В дверях дома замер Денис. Он сидит в кресле-коляске, одет в легкие домашние брюки и футболку, а взгляд… Взгляд стрелой устремлен к Мише.

Они смотрят друг на друга неотрывно, напряженно, с болезненным вниманием. В глазах Реймана – лед, в Мишиных – пламя. И они схлестнулись в безмолвном поединке…

В грудь закрадывается тревога. Как бы Миша сейчас не искалечил Реймана. Он ведь может. Действительно может… Сейчас подойдет, ударит, а Денис в коляске…

Но мои опасения не оправдываются. Не обронив ни слова, Миша разворачивается, в несколько шагов приближается к машине и садится в нее.

Когда раздается рев мотора, я наконец выхожу из немого оцепенения и бросаюсь к автомобилю.

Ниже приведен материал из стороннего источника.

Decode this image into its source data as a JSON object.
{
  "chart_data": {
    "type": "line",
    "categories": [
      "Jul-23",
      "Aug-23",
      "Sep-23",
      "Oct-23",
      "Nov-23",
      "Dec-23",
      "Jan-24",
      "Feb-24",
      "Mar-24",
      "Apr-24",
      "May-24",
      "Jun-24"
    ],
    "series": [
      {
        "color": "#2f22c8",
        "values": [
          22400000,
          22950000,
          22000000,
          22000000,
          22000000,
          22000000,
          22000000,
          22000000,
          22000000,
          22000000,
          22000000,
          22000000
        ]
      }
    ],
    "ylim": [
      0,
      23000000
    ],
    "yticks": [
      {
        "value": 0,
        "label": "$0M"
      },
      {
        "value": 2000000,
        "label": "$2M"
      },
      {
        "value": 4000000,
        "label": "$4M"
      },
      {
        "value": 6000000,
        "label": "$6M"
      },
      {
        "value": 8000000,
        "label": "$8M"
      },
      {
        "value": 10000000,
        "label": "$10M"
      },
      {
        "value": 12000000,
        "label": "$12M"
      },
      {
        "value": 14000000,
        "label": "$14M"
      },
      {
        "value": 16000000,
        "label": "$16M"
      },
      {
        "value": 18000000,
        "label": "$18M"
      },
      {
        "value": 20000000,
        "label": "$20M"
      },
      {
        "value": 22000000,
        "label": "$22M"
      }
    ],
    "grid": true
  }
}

– Миша, подожди! Пожалуйста, постой! – стучу ладонями по стеклам, но парень не реагирует, глядя прямо перед собой.

Он сдает назад, разворачивается, а затем, резко дав по газам, покидает участок.

Глава 32

Денис

Никогда не видел Риту в истерике. Даже когда она обнаружила у меня в шкафу ту девку из бара, когда услышала разговор с Дашкой о беременности, то сохраняла спокойствие. Нет, плакала, конечно, слова обидные говорила, но чтобы в истерике биться – такого не было.

А сейчас я, к своему ужасу и шоку, наблюдаю именно это. Когда Ритин парень уматывает прочь на своем черном внедорожнике, она какое-то время бежит за ним. Бежит за машиной, представляете? А потом садится прямо на мерзлую землю и начинает реветь. Громко, истошно, навзрыд.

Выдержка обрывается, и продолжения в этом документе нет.